2025年7月6日 年間第14主日 10時ミサ

 しかし、このような危険な派遣ですが、イエスは弟子たちに「財布も履物も持たずに」軽やかに出るように命じました。宣教の旅における弟子たちの荷物は空っぽの手です。この旅に物質的な物は不要です。物質的な財産を持参しないことで、弟子たちは世俗的な保証ではなく、神ご自身と神のみ摂理にすがるように招かれています。


 さらにイエスはまた、弟子たちに派遣される先の人々との関わり方をも教えました。まず、挨拶の言葉を見てみましょう。「家に入る時、まず、この家に平和があるように」と。平和の挨拶がイエスの弟子たちの挨拶です。彼らは平和をもたらすために旅立ちました。そして、宿所は一箇所だけを選ぶように言われました。「家から家へと渡り歩くな」。信頼できる場所を拠点として選び、宣教の最後までそこに留まることは、イエスが弟子たちに与えた助言です。なぜならば、この旅の目的は、神の国を宣べ伝えることなのです。弟子たちは日常生活のことばかりに気をとられていると、心から宣教することが難しいからです。


鐘楼と青空

 最後に、弟子たちは宣教を受け入れない人々に対して、明確な態度を持つように勧められていました。「彼らに対する証しとして、足のちりを払い落しなさい」。しかし、足のちりを払い落とすという行為には、神の国は近づいたことを知れ、という言葉に付け加えられています。ここで強調されているのは、どんな状況においても、神の国が近づいたことを宣べ伝えなければならないのです。歓迎されても拒絶されても、このメッセージを伝えることを忘れてはいけないのです。

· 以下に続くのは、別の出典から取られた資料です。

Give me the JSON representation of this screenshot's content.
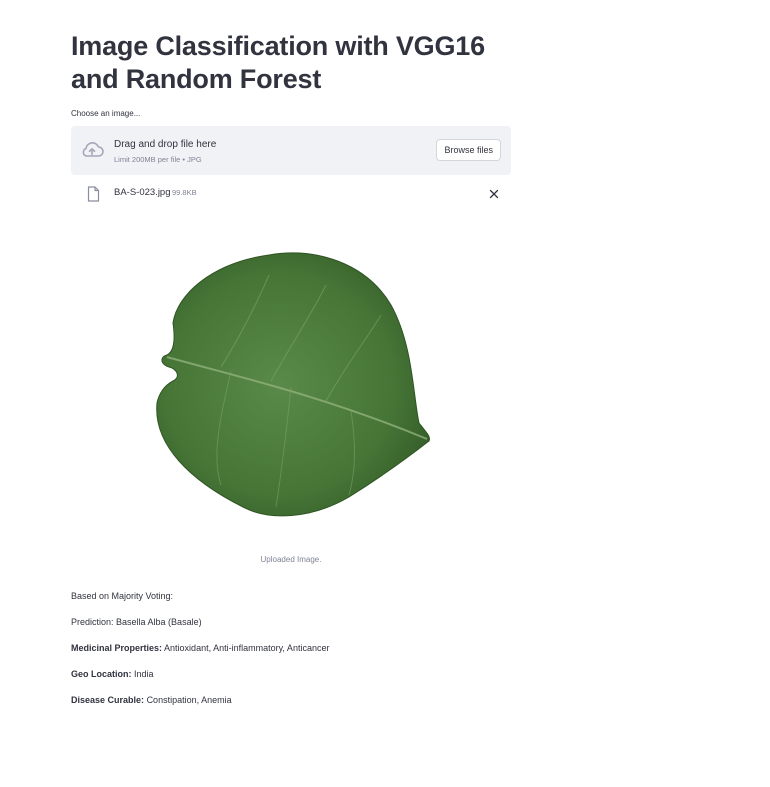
{
  "page": {
    "title": "Image Classification with VGG16 and Random Forest"
  },
  "uploader": {
    "label": "Choose an image...",
    "drag_text": "Drag and drop file here",
    "limit_text": "Limit 200MB per file • JPG",
    "browse_label": "Browse files",
    "cloud_icon": "cloud-upload-icon"
  },
  "file": {
    "name": "BA-S-023.jpg",
    "size": "99.8KB",
    "file_icon": "file-icon",
    "close_icon": "close-icon"
  },
  "image": {
    "caption": "Uploaded Image."
  },
  "results": {
    "voting": "Based on Majority Voting:",
    "prediction": "Prediction: Basella Alba (Basale)",
    "medicinal_label": "Medicinal Properties:",
    "medicinal_value": "Antioxidant, Anti-inflammatory, Anticancer",
    "geo_label": "Geo Location:",
    "geo_value": "India",
    "disease_label": "Disease Curable:",
    "disease_value": "Constipation, Anemia"
  },
  "colors": {
    "text": "#31333f",
    "muted": "#808495",
    "dropzone_bg": "#f0f2f6",
    "leaf": "#4a7a3e"
  }
}
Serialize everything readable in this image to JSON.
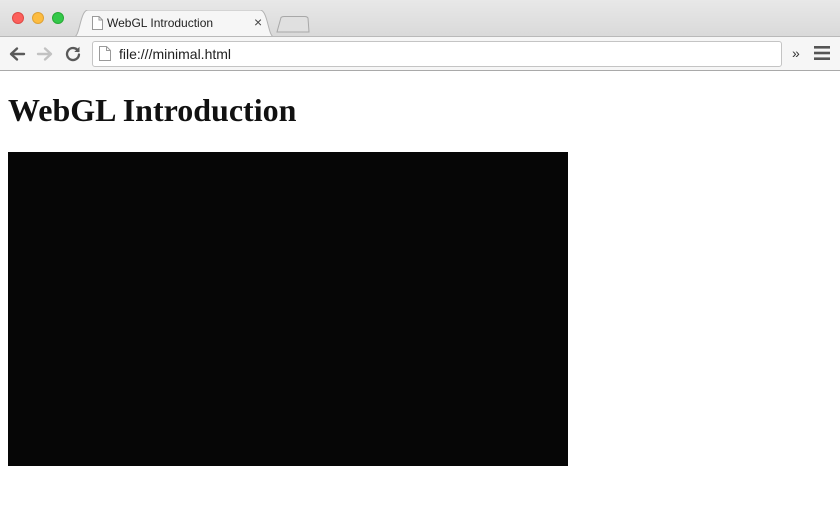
{
  "browser": {
    "tab": {
      "title": "WebGL Introduction",
      "close_glyph": "×",
      "favicon": "page-icon"
    },
    "toolbar": {
      "back_icon": "arrow-left-icon",
      "forward_icon": "arrow-right-icon",
      "reload_icon": "reload-icon",
      "url": "file:///minimal.html",
      "overflow_glyph": "»",
      "menu_icon": "hamburger-menu-icon"
    },
    "window_controls": [
      "close",
      "minimize",
      "maximize"
    ]
  },
  "page": {
    "heading": "WebGL Introduction",
    "canvas_clear_color": "#060606"
  },
  "colors": {
    "close": "#fc605c",
    "minimize": "#fdbc40",
    "maximize": "#34c84a"
  }
}
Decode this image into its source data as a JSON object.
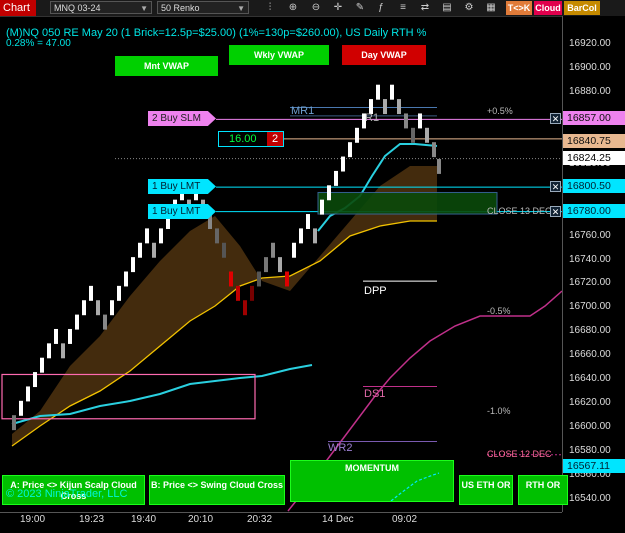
{
  "toolbar": {
    "chart_label": "Chart",
    "instrument": "MNQ 03-24",
    "bar_type": "50 Renko",
    "tk_label": "T<>K",
    "cloud_label": "Cloud",
    "barcol_label": "BarCol",
    "colors": {
      "chart_bg": "#c00000",
      "tk": "#e07b39",
      "cloud": "#e0004d",
      "barcol": "#c58a00"
    }
  },
  "header": {
    "line1": "(M)NQ 050 RE May 20 (1 Brick=12.5p=$25.00) (1%=130p=$260.00), US Daily RTH %",
    "line2": "0.28% = 47.00"
  },
  "vwap_buttons": [
    {
      "label": "Mnt VWAP",
      "color": "#00d000"
    },
    {
      "label": "Wkly VWAP",
      "color": "#00d000"
    },
    {
      "label": "Day VWAP",
      "color": "#d00000"
    }
  ],
  "orders": [
    {
      "label": "2 Buy SLM",
      "price": "16857.00",
      "color": "#ee82ee"
    },
    {
      "label": "1 Buy LMT",
      "price": "16800.50",
      "color": "#00e5ff"
    },
    {
      "label": "1 Buy LMT",
      "price": "16780.00",
      "color": "#00e5ff"
    }
  ],
  "position": {
    "pnl": "16.00",
    "qty": "2"
  },
  "levels": {
    "mr1": "MR1",
    "r1": "R1",
    "pct_up": "+0.5%",
    "close13": "CLOSE 13 DEC",
    "dpp": "DPP",
    "pct_dn": "-0.5%",
    "ds1": "DS1",
    "pct_dn1": "-1.0%",
    "wr2": "WR2",
    "close12": "CLOSE 12 DEC"
  },
  "price_axis": {
    "ticks": [
      "16920.00",
      "16900.00",
      "16880.00",
      "16860.00",
      "16840.00",
      "16820.00",
      "16800.00",
      "16780.00",
      "16760.00",
      "16740.00",
      "16720.00",
      "16700.00",
      "16680.00",
      "16660.00",
      "16640.00",
      "16620.00",
      "16600.00",
      "16580.00",
      "16560.00",
      "16540.00"
    ],
    "current_price": "16840.75",
    "crosshair_price": "16824.25",
    "low_price": "16567.11"
  },
  "time_axis": [
    "19:00",
    "19:23",
    "19:40",
    "20:10",
    "20:32",
    "14 Dec",
    "09:02"
  ],
  "bottom_buttons": {
    "kijun": "A: Price <> Kijun Scalp Cloud Cross",
    "swing": "B: Price <> Swing Cloud Cross",
    "momentum": "MOMENTUM",
    "us_eth": "US ETH OR",
    "rth": "RTH OR"
  },
  "copyright": "© 2023 NinjaTrader, LLC"
}
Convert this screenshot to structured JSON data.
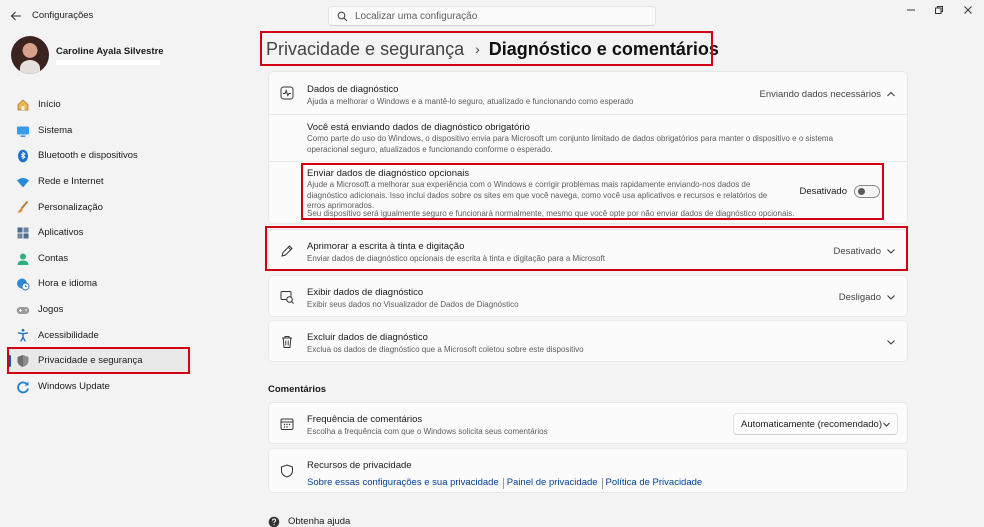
{
  "app": {
    "title": "Configurações",
    "search_placeholder": "Localizar uma configuração"
  },
  "user": {
    "name": "Caroline Ayala Silvestre"
  },
  "sidebar": {
    "items": [
      {
        "label": "Início",
        "icon": "home-icon",
        "color": "#c29a3f"
      },
      {
        "label": "Sistema",
        "icon": "monitor-icon",
        "color": "#1a82d6"
      },
      {
        "label": "Bluetooth e dispositivos",
        "icon": "bluetooth-icon",
        "color": "#1a6fd0"
      },
      {
        "label": "Rede e Internet",
        "icon": "wifi-icon",
        "color": "#2a8ad8"
      },
      {
        "label": "Personalização",
        "icon": "brush-icon",
        "color": "#d67b2a"
      },
      {
        "label": "Aplicativos",
        "icon": "apps-icon",
        "color": "#4f6b8a"
      },
      {
        "label": "Contas",
        "icon": "person-icon",
        "color": "#2fae7e"
      },
      {
        "label": "Hora e idioma",
        "icon": "clock-globe-icon",
        "color": "#2a8ad8"
      },
      {
        "label": "Jogos",
        "icon": "gamepad-icon",
        "color": "#8a8a8a"
      },
      {
        "label": "Acessibilidade",
        "icon": "accessibility-icon",
        "color": "#1a6fd0"
      },
      {
        "label": "Privacidade e segurança",
        "icon": "shield-icon",
        "color": "#7a7a7a"
      },
      {
        "label": "Windows Update",
        "icon": "update-icon",
        "color": "#1a82d6"
      }
    ],
    "active_index": 10
  },
  "breadcrumb": {
    "parent": "Privacidade e segurança",
    "separator": "›",
    "current": "Diagnóstico e comentários"
  },
  "diagnostic": {
    "title": "Dados de diagnóstico",
    "desc": "Ajuda a melhorar o Windows e a mantê-lo seguro, atualizado e funcionando como esperado",
    "status": "Enviando dados necessários",
    "required": {
      "title": "Você está enviando dados de diagnóstico obrigatório",
      "desc": "Como parte do uso do Windows, o dispositivo envia para Microsoft um conjunto limitado de dados obrigatórios para manter o dispositivo e o sistema operacional seguro, atualizados e funcionando conforme o esperado."
    },
    "optional": {
      "title": "Enviar dados de diagnóstico opcionais",
      "desc": "Ajude a Microsoft a melhorar sua experiência com o Windows e corrigir problemas mais rapidamente enviando-nos dados de diagnóstico adicionais. Isso inclui dados sobre os sites em que você navega, como você usa aplicativos e recursos e relatórios de erros aprimorados.",
      "note": "Seu dispositivo será igualmente seguro e funcionará normalmente, mesmo que você opte por não enviar dados de diagnóstico opcionais.",
      "toggle_label": "Desativado",
      "toggle_on": false
    }
  },
  "inking": {
    "title": "Aprimorar a escrita à tinta e digitação",
    "desc": "Enviar dados de diagnóstico opcionais de escrita à tinta e digitação para a Microsoft",
    "status": "Desativado"
  },
  "view_data": {
    "title": "Exibir dados de diagnóstico",
    "desc": "Exibir seus dados no Visualizador de Dados de Diagnóstico",
    "status": "Desligado"
  },
  "delete_data": {
    "title": "Excluir dados de diagnóstico",
    "desc": "Exclua os dados de diagnóstico que a Microsoft coletou sobre este dispositivo"
  },
  "feedback": {
    "section": "Comentários",
    "frequency": {
      "title": "Frequência de comentários",
      "desc": "Escolha a frequência com que o Windows solicita seus comentários",
      "value": "Automaticamente (recomendado)"
    },
    "privacy": {
      "title": "Recursos de privacidade",
      "links": [
        "Sobre essas configurações e sua privacidade",
        "Painel de privacidade",
        "Política de Privacidade"
      ]
    }
  },
  "help": {
    "label": "Obtenha ajuda"
  },
  "colors": {
    "accent": "#005fb8",
    "link": "#003e92",
    "highlight_box": "#d00012"
  }
}
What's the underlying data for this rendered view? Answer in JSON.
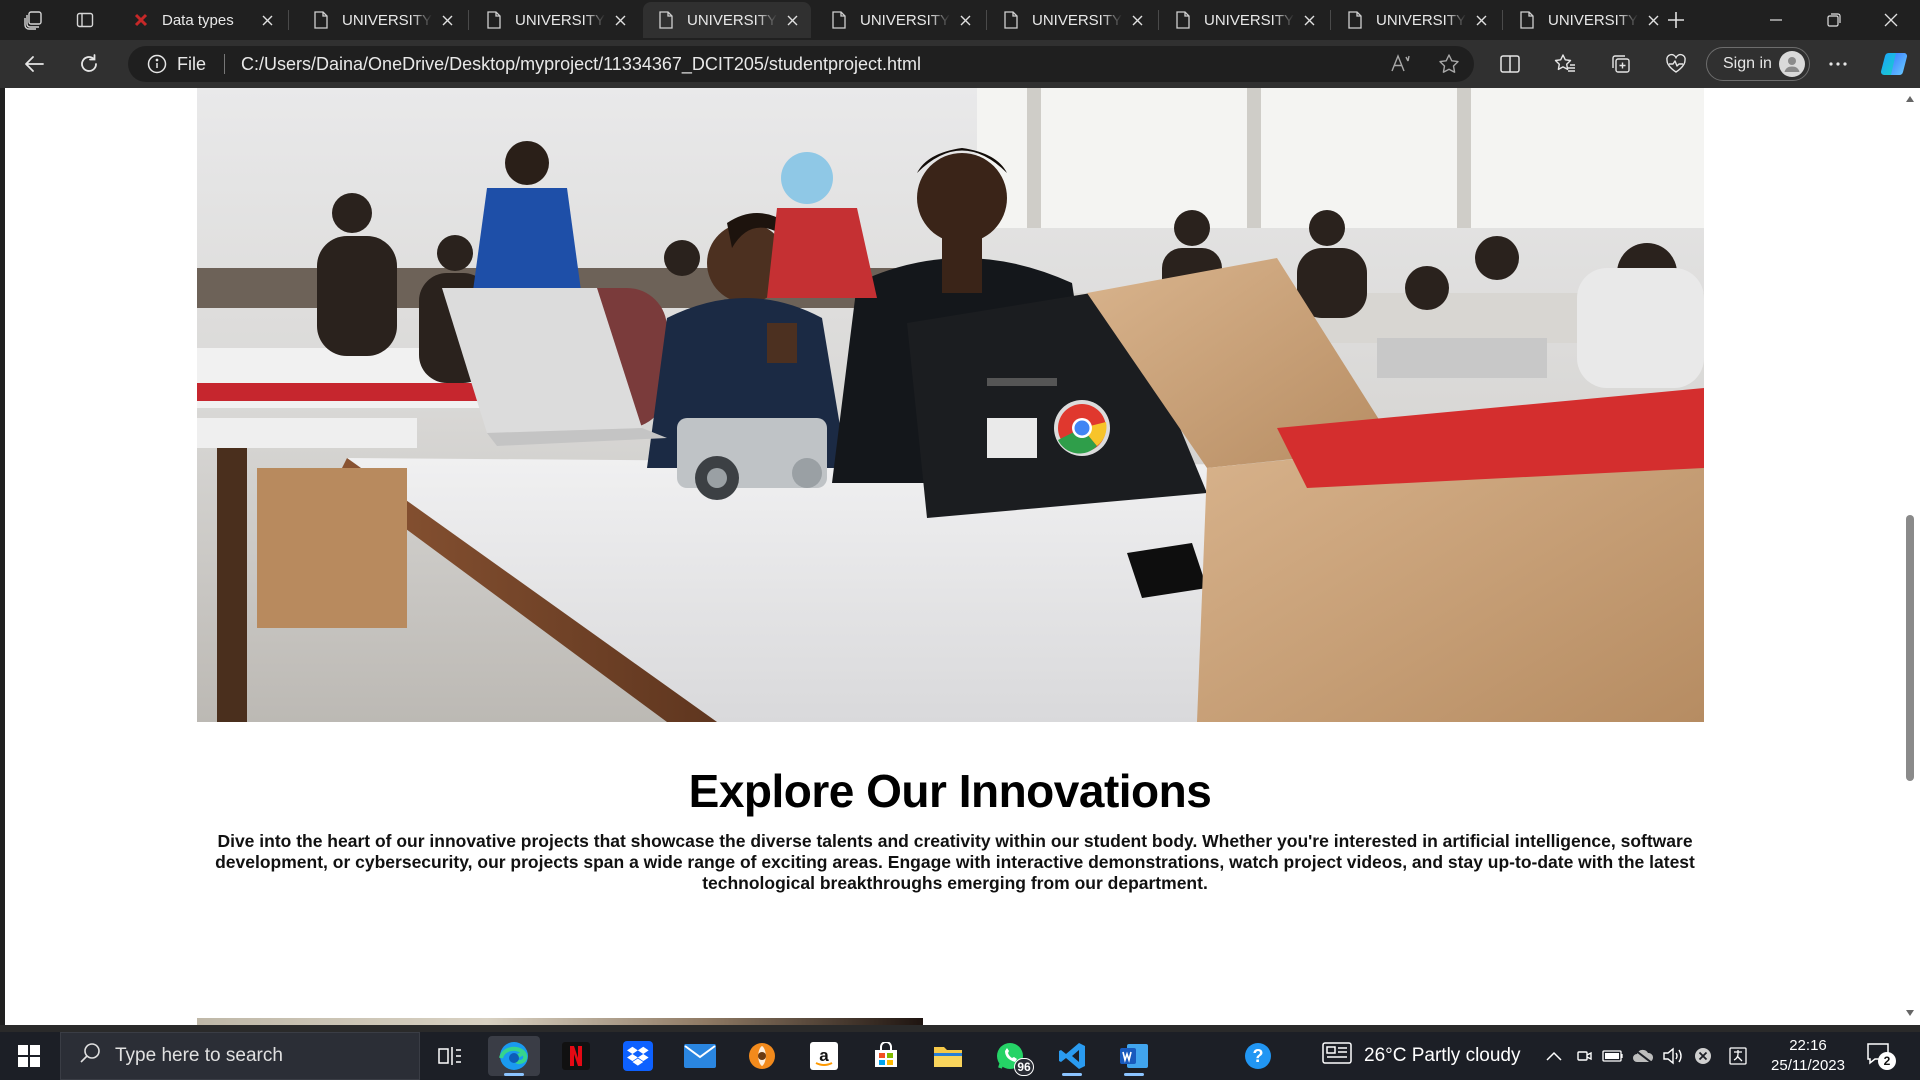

 私たちもイエスを信じる者として、当時の弟子たちと同じように、イエスと共に留まり、イエスに遣わされて、宣教に携われるように招かれています。現代人に神の国を宣べ伝えるために、2000年前と変わらなく、大変な使命です。しかし、当時の弟子たちと同じようにイエスの教えてくださった宣教のやり方に従ったら、この使命を全うすることができるでしょう。